When this was plotted out, it was found that the amount of He retained was significantly higher than what might be expected, given the rates of diffusion. There was about 1.5 billion years worth of accumulated lead daughter product in the zircon, but over that span of time, according to what Humphreys calls the Uniformitarian model,[4] the amount of helium left inside the zircon should now be much lower – on the order of 100,000 times less! What could the explanation be?
According to Humphreys, there can be only one explanation. Clearly, at some point in the past, the rate of radiogenic decay was much faster, or accelerated. This rapid rate of decay caused a large amount of He to be trapped within the zircon within a relatively short amount of time. Since then, the rate has slowed and He has been diffusing, but it has only had roughly 4,000 – 6,000 years in which to do so. This is why so much He yet remains inside the crystal.
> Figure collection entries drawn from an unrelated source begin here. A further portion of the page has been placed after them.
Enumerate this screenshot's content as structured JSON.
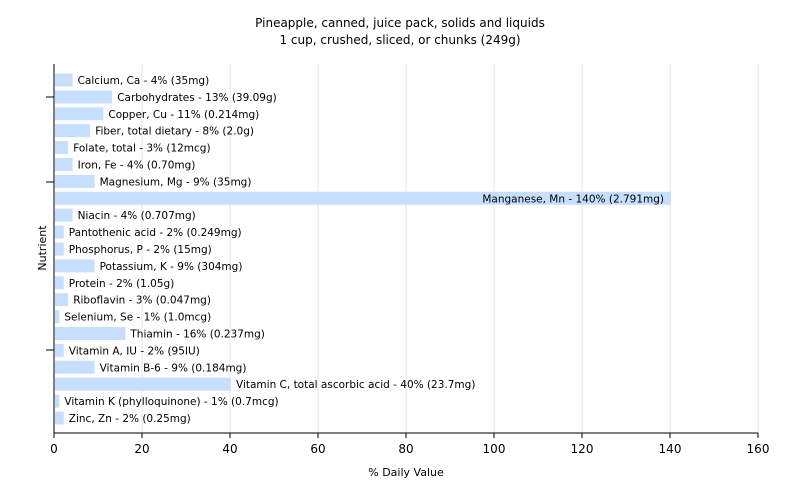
{
  "chart_data": {
    "type": "bar",
    "orientation": "horizontal",
    "title": "Pineapple, canned, juice pack, solids and liquids",
    "subtitle": "1 cup, crushed, sliced, or chunks (249g)",
    "xlabel": "% Daily Value",
    "ylabel": "Nutrient",
    "xlim": [
      0,
      160
    ],
    "xticks": [
      0,
      20,
      40,
      60,
      80,
      100,
      120,
      140,
      160
    ],
    "grid": true,
    "bar_color": "#c6dfff",
    "categories": [
      "Calcium, Ca",
      "Carbohydrates",
      "Copper, Cu",
      "Fiber, total dietary",
      "Folate, total",
      "Iron, Fe",
      "Magnesium, Mg",
      "Manganese, Mn",
      "Niacin",
      "Pantothenic acid",
      "Phosphorus, P",
      "Potassium, K",
      "Protein",
      "Riboflavin",
      "Selenium, Se",
      "Thiamin",
      "Vitamin A, IU",
      "Vitamin B-6",
      "Vitamin C, total ascorbic acid",
      "Vitamin K (phylloquinone)",
      "Zinc, Zn"
    ],
    "values": [
      4,
      13,
      11,
      8,
      3,
      4,
      9,
      140,
      4,
      2,
      2,
      9,
      2,
      3,
      1,
      16,
      2,
      9,
      40,
      1,
      2
    ],
    "labels": [
      "Calcium, Ca - 4% (35mg)",
      "Carbohydrates - 13% (39.09g)",
      "Copper, Cu - 11% (0.214mg)",
      "Fiber, total dietary - 8% (2.0g)",
      "Folate, total - 3% (12mcg)",
      "Iron, Fe - 4% (0.70mg)",
      "Magnesium, Mg - 9% (35mg)",
      "Manganese, Mn - 140% (2.791mg)",
      "Niacin - 4% (0.707mg)",
      "Pantothenic acid - 2% (0.249mg)",
      "Phosphorus, P - 2% (15mg)",
      "Potassium, K - 9% (304mg)",
      "Protein - 2% (1.05g)",
      "Riboflavin - 3% (0.047mg)",
      "Selenium, Se - 1% (1.0mcg)",
      "Thiamin - 16% (0.237mg)",
      "Vitamin A, IU - 2% (95IU)",
      "Vitamin B-6 - 9% (0.184mg)",
      "Vitamin C, total ascorbic acid - 40% (23.7mg)",
      "Vitamin K (phylloquinone) - 1% (0.7mcg)",
      "Zinc, Zn - 2% (0.25mg)"
    ]
  }
}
So what’s wrong with this picture? Dr. Kevin Henke, a geologist at the University of Kentucky, points out three obvious problems.[5] First off is the measured rates of diffusion. Humphreys had the zircons’ diffusion rate measured in a vacuum with increasing temperatures. But this would not mirror the conditions of heat and pressure found at Fenton Hill, where the rocks were beneath tons of rock, surrounded by the pressure of other minerals. Second, the samples came from a region near the Valles Caldera, a volcanic region known to harbor amounts of extraneous helium. In particular, Humphreys should have tested for contaminants of 3He and 4He. Thirdly, his estimates of the amount of initial uranium may have been wrong, based in part on the observations and notations made in Robert Gentry’s earlier work. This means that his estimates of his “creation timescale” may be too small by as much as one complete order of magnitude.
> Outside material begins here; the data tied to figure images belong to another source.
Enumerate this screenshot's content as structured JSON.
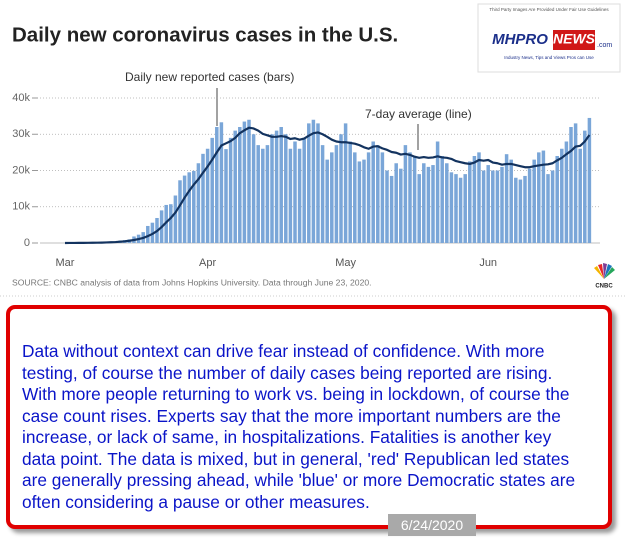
{
  "chart_data": {
    "type": "bar",
    "title": "Daily new coronavirus cases in the U.S.",
    "categories": [
      "Mar",
      null,
      null,
      null,
      null,
      null,
      null,
      null,
      null,
      null,
      null,
      null,
      null,
      null,
      null,
      null,
      null,
      null,
      null,
      null,
      null,
      null,
      null,
      null,
      null,
      null,
      null,
      null,
      null,
      null,
      null,
      "Apr",
      null,
      null,
      null,
      null,
      null,
      null,
      null,
      null,
      null,
      null,
      null,
      null,
      null,
      null,
      null,
      null,
      null,
      null,
      null,
      null,
      null,
      null,
      null,
      null,
      null,
      null,
      null,
      null,
      null,
      "May",
      null,
      null,
      null,
      null,
      null,
      null,
      null,
      null,
      null,
      null,
      null,
      null,
      null,
      null,
      null,
      null,
      null,
      null,
      null,
      null,
      null,
      null,
      null,
      null,
      null,
      null,
      null,
      null,
      null,
      null,
      "Jun",
      null,
      null,
      null,
      null,
      null,
      null,
      null,
      null,
      null,
      null,
      null,
      null,
      null,
      null,
      null,
      null,
      null,
      null,
      null,
      null,
      null,
      null
    ],
    "series": [
      {
        "type": "bar",
        "color": "#7aa6d8",
        "values": [
          20,
          25,
          30,
          50,
          70,
          90,
          120,
          120,
          200,
          290,
          400,
          450,
          700,
          800,
          1000,
          1800,
          2300,
          3000,
          4700,
          5600,
          6900,
          9000,
          10500,
          10700,
          13100,
          17300,
          18600,
          19500,
          19900,
          22000,
          24600,
          26000,
          29000,
          32000,
          33300,
          25900,
          29000,
          31000,
          32000,
          33500,
          34000,
          30000,
          27000,
          26000,
          27000,
          30000,
          31000,
          32000,
          30000,
          26000,
          28000,
          26000,
          29000,
          33000,
          34000,
          33000,
          27000,
          23000,
          25000,
          27000,
          30000,
          33000,
          28000,
          25000,
          22500,
          23000,
          25000,
          28000,
          27000,
          25000,
          20000,
          18500,
          22000,
          20500,
          27000,
          25000,
          24000,
          19000,
          22000,
          21000,
          21500,
          28000,
          24000,
          22000,
          19500,
          19000,
          18000,
          19000,
          22500,
          24000,
          25000,
          20000,
          21500,
          20000,
          20000,
          21000,
          24500,
          23000,
          18000,
          17500,
          18500,
          20500,
          23000,
          25000,
          25500,
          19000,
          20000,
          24000,
          26000,
          28000,
          32000,
          33000,
          26000,
          31000,
          34500
        ]
      },
      {
        "type": "line",
        "color": "#13335f",
        "values": [
          10,
          15,
          20,
          30,
          40,
          55,
          70,
          85,
          110,
          150,
          200,
          260,
          360,
          470,
          620,
          830,
          1080,
          1400,
          1900,
          2500,
          3300,
          4400,
          5700,
          6900,
          8400,
          10400,
          12500,
          14400,
          16100,
          17600,
          19400,
          21100,
          23000,
          25000,
          26900,
          27500,
          28100,
          29000,
          30300,
          31100,
          31800,
          31600,
          31000,
          30100,
          29700,
          29300,
          29300,
          29500,
          29300,
          28700,
          28900,
          28500,
          28800,
          29600,
          30300,
          30500,
          30000,
          29300,
          28500,
          28000,
          27800,
          27800,
          27600,
          27400,
          27000,
          26400,
          26000,
          26600,
          26700,
          26100,
          25700,
          25100,
          24900,
          24400,
          24600,
          24300,
          23800,
          23500,
          23700,
          23500,
          23600,
          23900,
          23600,
          23500,
          23200,
          22600,
          22300,
          22000,
          21800,
          22200,
          22900,
          22700,
          22900,
          22200,
          22000,
          21600,
          21800,
          21800,
          21500,
          21200,
          20900,
          20900,
          21200,
          21400,
          21600,
          21700,
          22000,
          22800,
          23500,
          24500,
          25400,
          26600,
          26800,
          28000,
          29800
        ]
      }
    ],
    "ylim": [
      0,
      40000
    ],
    "yticks": [
      0,
      {
        "value": 10000,
        "label": "10k"
      },
      {
        "value": 20000,
        "label": "20k"
      },
      {
        "value": 30000,
        "label": "30k"
      },
      {
        "value": 40000,
        "label": "40k"
      }
    ],
    "grid": true,
    "annotations": [
      "Daily new reported cases (bars)",
      "7-day average (line)"
    ],
    "source": "SOURCE: CNBC analysis of data from Johns Hopkins University. Data through June 23, 2020."
  },
  "logo": {
    "notice": "Third Party Images Are Provided Under Fair Use Guidelines",
    "brand_a": "MHPRO",
    "brand_b": "NEWS",
    "suffix": ".com",
    "tagline": "Industry News, Tips and Views Pros can Use"
  },
  "network_logo": "CNBC",
  "commentary": {
    "lines": [
      "Data without context can drive fear instead of confidence. With more",
      "testing, of course the number of daily cases being reported are rising.",
      "With more people returning to work vs. being in lockdown, of course the",
      "case count rises. Experts say that the more important numbers are the",
      "increase, or lack of same, in hospitalizations. Fatalities is another key",
      "data point. The data is mixed, but in general, 'red' Republican led states",
      "are generally pressing ahead, while 'blue' or more Democratic states are",
      "often considering a pause or other measures."
    ],
    "date": "6/24/2020"
  }
}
The fact that helium diffusion rates are much faster in a vacuum are enough to categorize Humphrey’s results as inaccurate. Scientists such as MacDougal and Harrison[6], as well as Dalrymple and Lanphere[7] have long since shown that diffusion of noble gases in silicate minerals may decrease by as much as 3-6 orders of magnitude at a given temperature if the studies are done under pressure as opposed to in a vacuum. And while Robert Gentry’s earlier work gave Humphreys access to a number of readily available samples to work with, he might have been better off choosing a fresh site – one which critics would not be able to point out such an obvious source of contaminating helium as a nearby volcano. All in all, some rather sloppy work.

[1] The site had been drilled in the 1970’s as a potential source of geothermal energy.
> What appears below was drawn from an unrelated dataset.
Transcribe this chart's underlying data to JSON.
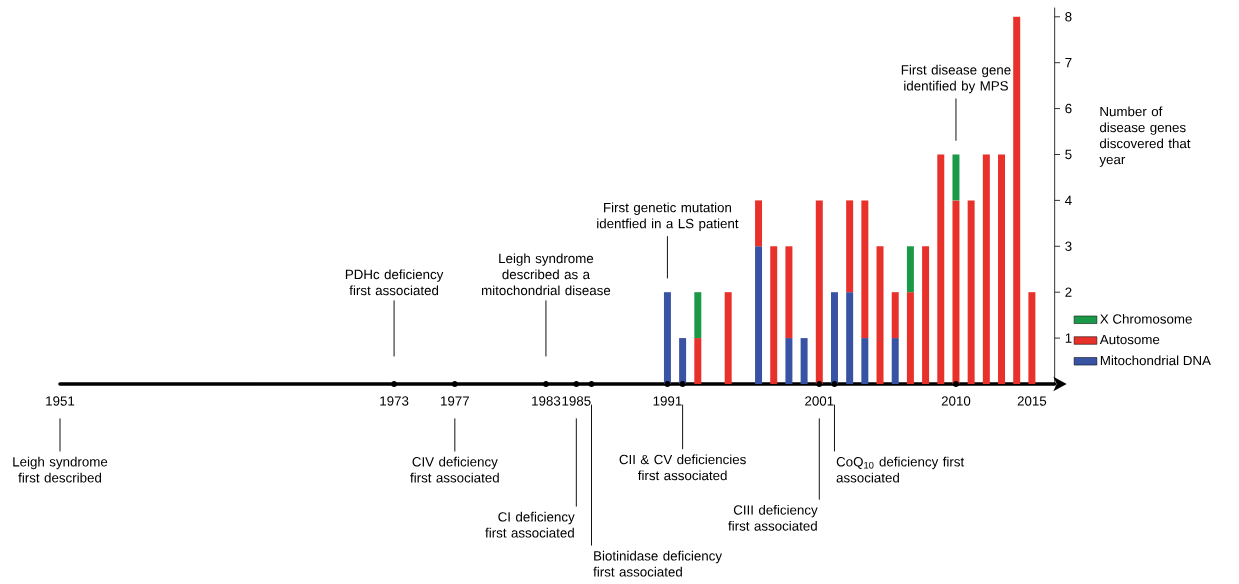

[2] A go-between was clearly needed since some scientists might rightly have grave concerns over giving samples to a known creationist group with a declared agenda.
[3] That meant the samples were collected in 1982. The zircons in the biotites he’d collected were relatively untouched.
[4] Even though the term, Uniformitarian, is almost never used anymore.
[5] http://www.talkorigins.org/faqs/helium/zircons.html
[6] McDougall, I. and T. M. Harrison, 1999, Geochronology and Thermochronology by the 40Ar/39Ar Method, Oxford University Press, New York.
[7] Dalrymple, G.B. and M.A. Lanphere, 1969, Potassium-argon Dating: Principles, Techniques and Applications to Geochronology, W.H. Freeman and Co., San Francisco.